Он намотал локон на указательный палец, некоторое время смотрел на светлые волосы, затем ответил:
— Видел, как дерутся двумя мечами гарки. Хорошо дерутся. Сильно. — Вспомнил нагрудник Оскара, который принес домой отец. Помолчал. — Для меня катаны слишком легкие, не чувствую совсем. Перепробовал разные клинки и остановился на танадайских. К тому же мне очень нравится техника, разработанная для этих сабель.
— Танадайцы — это народ?
Сначала Витольд удивился, а потом вспомнил, что в школах Зеленого Дома не преподают углубленную историю Великого Дома Чудь, только общие сведения.
— Танадай — это область, владение ложи Морских Змеев. Техника боя на саблях — это все, что от них осталось.
Была ли интересна Власте старая история? Не слишком. Она не сомневалась, что в прошлом Великого Дома Людь наверняка найдется нечто подобное. Но девушке был интересен Витольд, а потому она не могла не спросить:
— Что с ними случилось?
«Зачем ей это? Из любопытства?» Но почему не ответить?
— Во время войны Семи наследников, которая положила начало падению империи, Танадай был отрезан от центральных провинций одним из первых. Великий магистр долго пытался восстановить связь с Морскими Змеями, но безуспешно. Затем начались серьезные проблемы во внутренних областях, пришлось перенести столицу, в общем… о ложе…
— Забыли? — прошептала Власта.
— Нет, — покачал головой Витольд. — Великий магистр сделал все, что мог. Но он не всесилен.
— Я понимаю.
— Морские Змеи держались очень долго.

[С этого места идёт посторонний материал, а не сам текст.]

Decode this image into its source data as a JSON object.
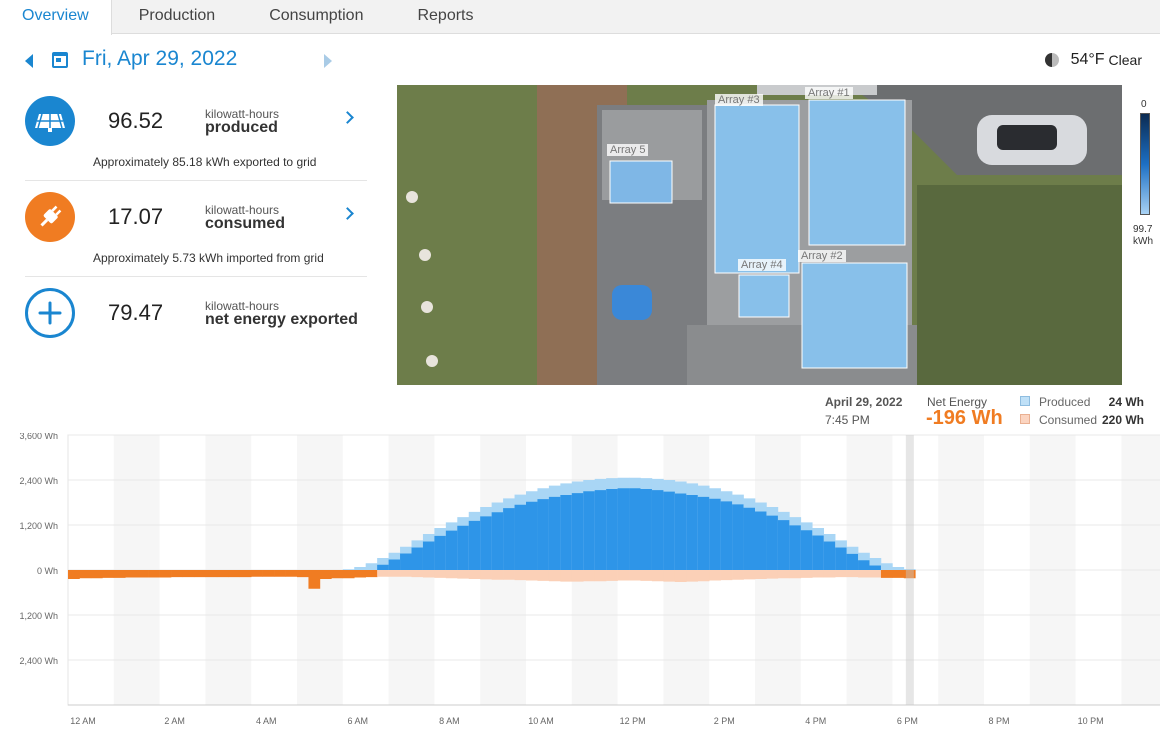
{
  "tabs": [
    "Overview",
    "Production",
    "Consumption",
    "Reports"
  ],
  "date": "Fri, Apr 29, 2022",
  "weather": {
    "temp": "54°F",
    "condition": "Clear"
  },
  "stats": [
    {
      "value": "96.52",
      "unit": "kilowatt-hours",
      "label": "produced",
      "note": "Approximately 85.18 kWh exported to grid"
    },
    {
      "value": "17.07",
      "unit": "kilowatt-hours",
      "label": "consumed",
      "note": "Approximately 5.73 kWh imported from grid"
    },
    {
      "value": "79.47",
      "unit": "kilowatt-hours",
      "label": "net energy exported"
    }
  ],
  "map": {
    "arrays": [
      "Array #1",
      "Array #2",
      "Array #3",
      "Array #4",
      "Array 5"
    ],
    "legend_min": "0",
    "legend_max_value": "99.7",
    "legend_max_unit": "kWh"
  },
  "chart_header": {
    "date": "April 29, 2022",
    "time": "7:45 PM",
    "net_label": "Net Energy",
    "net_value": "-196 Wh",
    "produced_label": "Produced",
    "produced_value": "24 Wh",
    "consumed_label": "Consumed",
    "consumed_value": "220 Wh"
  },
  "colors": {
    "produced": "#2e95e8",
    "produced_light": "#a9d6f5",
    "consumed": "#f07c22",
    "consumed_light": "#fbd0b7",
    "accent": "#1a86d0"
  },
  "chart_data": {
    "type": "bar",
    "interval_minutes": 15,
    "y_ticks": [
      "2,400 Wh",
      "1,200 Wh",
      "0 Wh",
      "1,200 Wh",
      "2,400 Wh",
      "3,600 Wh"
    ],
    "x_ticks": [
      "12 AM",
      "2 AM",
      "4 AM",
      "6 AM",
      "8 AM",
      "10 AM",
      "12 PM",
      "2 PM",
      "4 PM",
      "6 PM",
      "8 PM",
      "10 PM"
    ],
    "ylim": [
      -3600,
      3600
    ],
    "series": [
      {
        "name": "Produced",
        "values": [
          0,
          0,
          0,
          0,
          0,
          0,
          0,
          0,
          0,
          0,
          0,
          0,
          0,
          0,
          0,
          0,
          0,
          0,
          0,
          0,
          0,
          0,
          0,
          0,
          20,
          80,
          180,
          320,
          460,
          620,
          790,
          960,
          1120,
          1270,
          1410,
          1550,
          1680,
          1800,
          1910,
          2010,
          2100,
          2180,
          2250,
          2310,
          2360,
          2400,
          2430,
          2450,
          2460,
          2460,
          2450,
          2430,
          2400,
          2360,
          2310,
          2250,
          2180,
          2100,
          2010,
          1910,
          1800,
          1680,
          1550,
          1410,
          1270,
          1120,
          960,
          790,
          620,
          460,
          320,
          180,
          80,
          24
        ]
      },
      {
        "name": "Consumed",
        "values": [
          240,
          220,
          220,
          210,
          210,
          200,
          200,
          200,
          200,
          190,
          190,
          190,
          190,
          190,
          190,
          190,
          180,
          180,
          180,
          180,
          190,
          500,
          240,
          220,
          220,
          200,
          190,
          180,
          180,
          180,
          190,
          200,
          210,
          220,
          230,
          240,
          250,
          260,
          260,
          270,
          280,
          290,
          300,
          310,
          310,
          300,
          300,
          290,
          280,
          280,
          290,
          300,
          310,
          320,
          310,
          300,
          280,
          270,
          260,
          250,
          240,
          230,
          220,
          220,
          210,
          200,
          200,
          190,
          190,
          200,
          200,
          210,
          210,
          220
        ]
      }
    ]
  }
}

Танадай — это узкое побережье, отсеченное от материка скалистой грядой. Перерезать дороги легко, но пройти через горы, если защитники этого не желают, очень сложно. Нападавшие остановились, однако через пару лет взялись за Змеев по-настоящему, ударили магией по океану, отогнали косяки рыб, и в Танадае начался голод. Тогда магистр ложи приказал всем Змеям садиться на корабли и вывел их навстречу вражеским эскадрам. Два дня над морем стояло зарево.
— Они погибли? — тихо спросила девушка.
— Если верить легендам и историческим хроникам, не вернулся никто: ни Змеи, ни их враги. — Ундер задумчиво провел рукой по волосам Власты. — Сгорели все. — Помолчал. — Но кто погиб первым?
— Это важно? — Она постаралась, чтобы вопрос прозвучал как можно более невинно.
— Что важно?
— Кто погиб первым?
— Победа всегда важна, — ответил Ундер. — Даже если она стоит жизни.
* * *
Павелецкий вокзал, Москва, Павелецкая площадь,
7 августа, понедельник, 05:45
Энергии, несмотря на строжайшую экономию, становилось все меньше и меньше. Ярга давно определил для себя уровень, ниже которого нельзя снижать запас ни в коем случае, — количество, необходимое для перехода в другое тело, и теперь с тоской ощущал приближение запретной черты. Из памяти врача он знал, что появление постороннего человека на взлетном поле обязательно вызовет пристальный интерес охраны, а потому не рисковал, невидимкой вышел из самолета, проскользнул в автобус, добрался до здания аэропорта и лишь там, в туалетной комнате, с облегчением рассеял чары.